Here’s what you need to know:
What is Mortgage Default Insurance?
According to Canada’s mortgage rules, mortgage insurance is mandatory on all down payments ranging from 5% (the required minimum) to 19.99%. It also serves two essential purposes: 1) to help Canadian home buyers, just like you, purchase a new home more easily and 2) to protect mortgage lenders in the event of a default on your mortgage loan.
In short, while this type of insurance typically costs an additional 2.80% - 4.00% of the overall mortgage amount (financed through your mortgage payments), it does help home buyers obtain financing on up to 95% of a home’s total purchase price (i.e. a home with a purchase price of $300,000 would require a minimum 5% down payment of just $15,000).
More on the Minimum
As we mentioned, mortgage default insurance is required on all down payments between 5% and 19.99%. But how much you’ll need for a down payment will also depend on the home’s sale price. For instance:
All homes of $500,000 or less will require a minimum 5% down payment Homes of $500,000 or more will require a minimum 5% down payment on the first $500,000, then an additional 10% on the remaining balance Homes of $1,000,000 are not eligible for mortgage loan insurance
Do You Qualify For Mortgage Loan Insurance?

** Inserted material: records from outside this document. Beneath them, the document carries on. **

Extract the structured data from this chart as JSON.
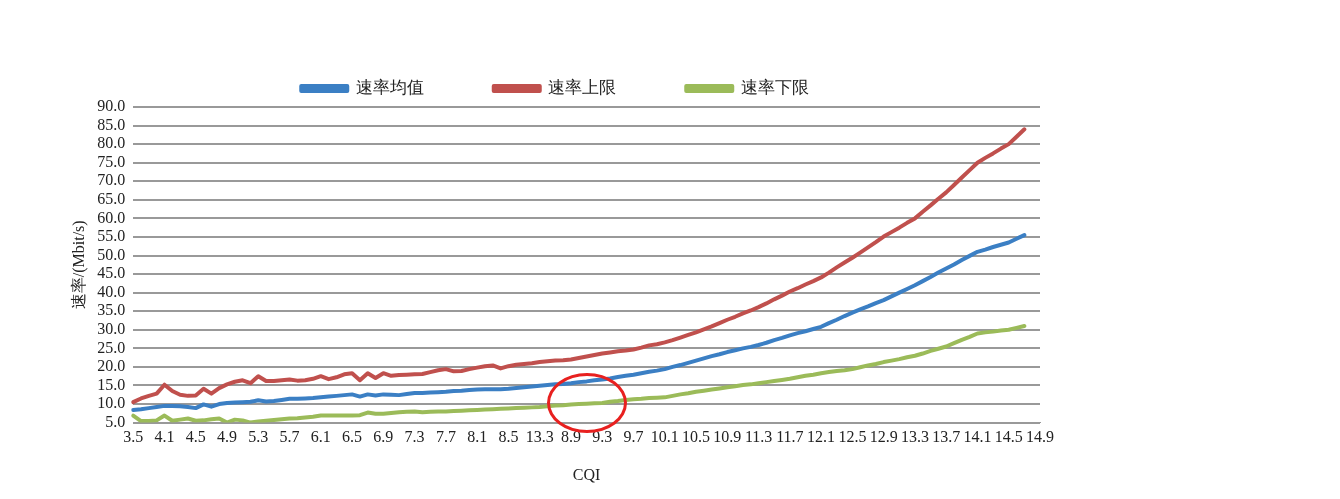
{
  "chart_data": {
    "type": "line",
    "xlabel": "CQI",
    "ylabel": "速率/(Mbit/s)",
    "categories": [
      "3.5",
      null,
      null,
      null,
      "4.1",
      null,
      null,
      null,
      "4.5",
      null,
      null,
      null,
      "4.9",
      null,
      null,
      null,
      "5.3",
      null,
      null,
      null,
      "5.7",
      null,
      null,
      null,
      "6.1",
      null,
      null,
      null,
      "6.5",
      null,
      null,
      null,
      "6.9",
      null,
      null,
      null,
      "7.3",
      null,
      null,
      null,
      "7.7",
      null,
      null,
      null,
      "8.1",
      null,
      null,
      null,
      "8.5",
      null,
      null,
      null,
      "13.3",
      null,
      null,
      null,
      "8.9",
      null,
      null,
      null,
      "9.3",
      null,
      null,
      null,
      "9.7",
      null,
      null,
      null,
      "10.1",
      null,
      null,
      null,
      "10.5",
      null,
      null,
      null,
      "10.9",
      null,
      null,
      null,
      "11.3",
      null,
      null,
      null,
      "11.7",
      null,
      null,
      null,
      "12.1",
      null,
      null,
      null,
      "12.5",
      null,
      null,
      null,
      "12.9",
      null,
      null,
      null,
      "13.3",
      null,
      null,
      null,
      "13.7",
      null,
      null,
      null,
      "14.1",
      null,
      null,
      null,
      "14.5",
      null,
      null,
      null,
      "14.9"
    ],
    "series": [
      {
        "name": "速率均值",
        "color": "#3b7fc4",
        "values": [
          8.4,
          8.6,
          8.9,
          9.2,
          9.5,
          9.5,
          9.4,
          9.2,
          8.9,
          9.9,
          9.3,
          10,
          10.3,
          10.4,
          10.5,
          10.6,
          11,
          10.7,
          10.8,
          11.1,
          11.4,
          11.4,
          11.5,
          11.6,
          11.8,
          12,
          12.2,
          12.4,
          12.6,
          12,
          12.6,
          12.3,
          12.6,
          12.5,
          12.4,
          12.7,
          13,
          13,
          13.1,
          13.2,
          13.3,
          13.5,
          13.6,
          13.8,
          13.9,
          14,
          14,
          14,
          14.1,
          14.3,
          14.5,
          14.7,
          14.9,
          15.1,
          15.3,
          15.4,
          15.6,
          15.9,
          16.1,
          16.4,
          16.6,
          16.9,
          17.3,
          17.6,
          17.9,
          18.3,
          18.7,
          19,
          19.4,
          20,
          20.5,
          21.1,
          21.7,
          22.3,
          22.9,
          23.4,
          24,
          24.5,
          25,
          25.4,
          25.9,
          26.5,
          27.2,
          27.8,
          28.5,
          29.1,
          29.6,
          30.2,
          30.8,
          31.8,
          32.7,
          33.7,
          34.6,
          35.5,
          36.3,
          37.2,
          38,
          39,
          40,
          41,
          42,
          43.1,
          44.2,
          45.4,
          46.5,
          47.6,
          48.8,
          49.9,
          51,
          51.6,
          52.3,
          52.9,
          53.5,
          54.5,
          55.5,
          null,
          null
        ]
      },
      {
        "name": "速率上限",
        "color": "#c0504d",
        "values": [
          10.5,
          11.5,
          12.2,
          12.8,
          15.2,
          13.5,
          12.5,
          12.2,
          12.3,
          14.1,
          12.8,
          14.3,
          15.3,
          16,
          16.4,
          15.6,
          17.5,
          16.2,
          16.2,
          16.4,
          16.6,
          16.3,
          16.4,
          16.8,
          17.5,
          16.7,
          17.2,
          18,
          18.3,
          16.4,
          18.3,
          17,
          18.3,
          17.6,
          17.8,
          17.9,
          18,
          18.1,
          18.6,
          19.1,
          19.4,
          18.8,
          18.9,
          19.4,
          19.8,
          20.2,
          20.4,
          19.6,
          20.2,
          20.6,
          20.8,
          21,
          21.3,
          21.5,
          21.7,
          21.8,
          22,
          22.4,
          22.8,
          23.2,
          23.6,
          23.9,
          24.2,
          24.4,
          24.7,
          25.2,
          25.8,
          26.1,
          26.6,
          27.2,
          27.9,
          28.6,
          29.3,
          30.1,
          30.9,
          31.8,
          32.7,
          33.5,
          34.4,
          35.2,
          36.1,
          37.1,
          38.2,
          39.2,
          40.3,
          41.2,
          42.2,
          43.1,
          44.1,
          45.4,
          46.8,
          48.1,
          49.4,
          50.8,
          52.2,
          53.6,
          55.1,
          56.3,
          57.5,
          58.8,
          60,
          61.8,
          63.5,
          65.3,
          67,
          69,
          71,
          73,
          75,
          76.3,
          77.5,
          78.8,
          80,
          82,
          84,
          null,
          null
        ]
      },
      {
        "name": "速率下限",
        "color": "#9bbb59",
        "values": [
          6.9,
          5.4,
          5.4,
          5.6,
          6.9,
          5.5,
          5.8,
          6.1,
          5.5,
          5.6,
          5.9,
          6.1,
          5,
          5.8,
          5.6,
          5,
          5.3,
          5.5,
          5.7,
          5.9,
          6.1,
          6.2,
          6.4,
          6.6,
          6.9,
          6.9,
          6.9,
          6.9,
          6.9,
          7,
          7.7,
          7.4,
          7.4,
          7.6,
          7.8,
          7.9,
          8,
          7.8,
          7.9,
          8,
          8,
          8.1,
          8.2,
          8.3,
          8.4,
          8.5,
          8.6,
          8.7,
          8.8,
          8.9,
          9,
          9.1,
          9.2,
          9.4,
          9.6,
          9.7,
          9.9,
          10,
          10.1,
          10.2,
          10.3,
          10.6,
          10.8,
          11.1,
          11.3,
          11.4,
          11.6,
          11.7,
          11.8,
          12.2,
          12.6,
          12.9,
          13.3,
          13.6,
          13.9,
          14.2,
          14.5,
          14.8,
          15.1,
          15.3,
          15.6,
          15.9,
          16.2,
          16.5,
          16.8,
          17.2,
          17.6,
          17.9,
          18.3,
          18.6,
          18.9,
          19.1,
          19.4,
          19.9,
          20.4,
          20.8,
          21.3,
          21.7,
          22.1,
          22.6,
          23,
          23.6,
          24.3,
          24.9,
          25.5,
          26.4,
          27.3,
          28.1,
          29,
          29.3,
          29.5,
          29.8,
          30,
          30.5,
          31,
          null,
          null
        ]
      }
    ],
    "ylim": [
      5,
      90
    ],
    "yticks": [
      {
        "value": 5,
        "label": "5.0"
      },
      {
        "value": 10,
        "label": "10.0"
      },
      {
        "value": 15,
        "label": "15.0"
      },
      {
        "value": 20,
        "label": "20.0"
      },
      {
        "value": 25,
        "label": "25.0"
      },
      {
        "value": 30,
        "label": "30.0"
      },
      {
        "value": 35,
        "label": "35.0"
      },
      {
        "value": 40,
        "label": "40.0"
      },
      {
        "value": 45,
        "label": "45.0"
      },
      {
        "value": 50,
        "label": "50.0"
      },
      {
        "value": 55,
        "label": "55.0"
      },
      {
        "value": 60,
        "label": "60.0"
      },
      {
        "value": 65,
        "label": "65.0"
      },
      {
        "value": 70,
        "label": "70.0"
      },
      {
        "value": 75,
        "label": "75.0"
      },
      {
        "value": 80,
        "label": "80.0"
      },
      {
        "value": 85,
        "label": "85.0"
      },
      {
        "value": 90,
        "label": "90.0"
      }
    ],
    "grid": "y",
    "legend": "top",
    "marker": "none",
    "line_style": "solid"
  }
}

While mortgage insurance is generally easy to qualify for, there are a few conditions that must be met beforehand. These include:
The home you’re purchasing is located within Canada and will serve as your principal residence. Your Gross Debt Service Ratio (GDS) does not exceed more than 39% of your gross household income. This includes your mortgage payments and heating costs, as well as your property taxes. Your Total Debt Service Ratio (TDS) does not exceed more than 44% of your gross household income. This includes your housing expenses (your GDS Ratio) as well as your total debt load, such as credit card payments, lines of credit, car loans, etc. Proof of down payment as well as closing costs (usually 1.5% of the home’s overall purchase price on average) to cover additional expenses associated with appraisals, legal fees, inspections, etc.).